For diagnosis, point-of-care tests (POCT) enable faster detection and timely adjustment of therapy. Emerging methods like multiplex PCR, exhaled breath analysis, and chromogenic tests are advancing VAP diagnostics, allowing quicker and more targeted interventions.
On the therapy side, multidrug-resistant bacteria remain a major challenge. Nanocarrier systems offer promise, as their small size and engineered surfaces improve bacterial targeting and overcome resistance mechanisms. Still, new drug development is complex, requiring rigorous research, clinical trials, and regulatory approval before reaching patients.
Conclusion
Oral bacteria play an important role in the development of pneumonia, yet the best approach to maintaining oral health in critical care remains debated. While current oral hygiene drugs help prevent VAP, they also have limitations.
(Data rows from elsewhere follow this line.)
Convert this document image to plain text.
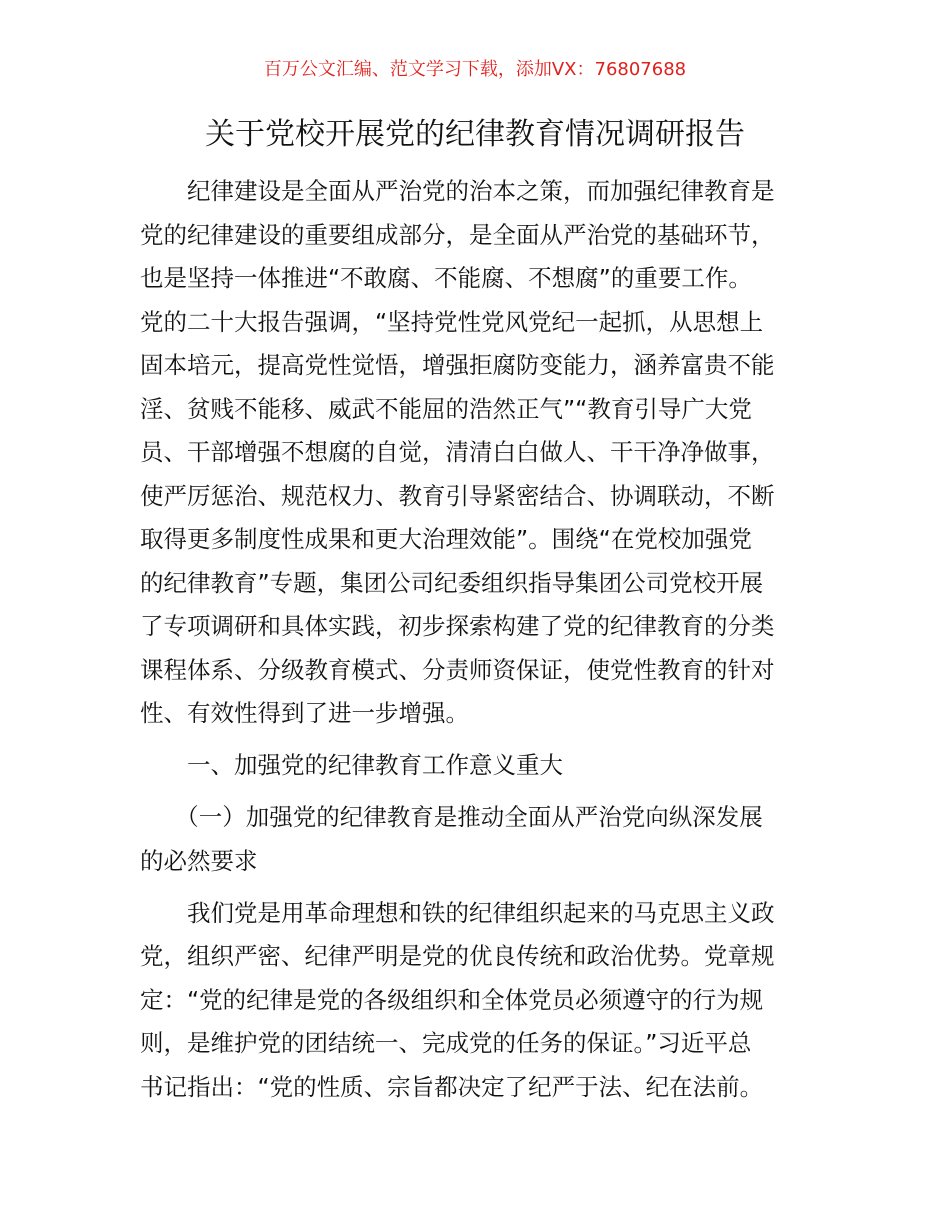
百万公文汇编、范文学习下载，添加VX：76807688
关于党校开展党的纪律教育情况调研报告
　　纪律建设是全面从严治党的治本之策，而加强纪律教育是
党的纪律建设的重要组成部分，是全面从严治党的基础环节，
也是坚持一体推进“不敢腐、不能腐、不想腐”的重要工作。
党的二十大报告强调，“坚持党性党风党纪一起抓，从思想上
固本培元，提高党性觉悟，增强拒腐防变能力，涵养富贵不能
淫、贫贱不能移、威武不能屈的浩然正气”“教育引导广大党
员、干部增强不想腐的自觉，清清白白做人、干干净净做事，
使严厉惩治、规范权力、教育引导紧密结合、协调联动，不断
取得更多制度性成果和更大治理效能”。围绕“在党校加强党
的纪律教育”专题，集团公司纪委组织指导集团公司党校开展
了专项调研和具体实践，初步探索构建了党的纪律教育的分类
课程体系、分级教育模式、分责师资保证，使党性教育的针对
性、有效性得到了进一步增强。
　　一、加强党的纪律教育工作意义重大
　　（一）加强党的纪律教育是推动全面从严治党向纵深发展
的必然要求
　　我们党是用革命理想和铁的纪律组织起来的马克思主义政
党，组织严密、纪律严明是党的优良传统和政治优势。党章规
定：“党的纪律是党的各级组织和全体党员必须遵守的行为规
则，是维护党的团结统一、完成党的任务的保证。”习近平总
书记指出：“党的性质、宗旨都决定了纪严于法、纪在法前。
Some new drug options show promise as alternatives to empirical antibiotics, but translating microbiology research into clinical practice is still a long journey. Promising technologies need further validation before wide adoption.
More research is required to standardize oral health assessments and develop evidence-based, personalized oral hygiene strategies for ICU patients. This review aims to support progress in ICU oral care and VAP prevention.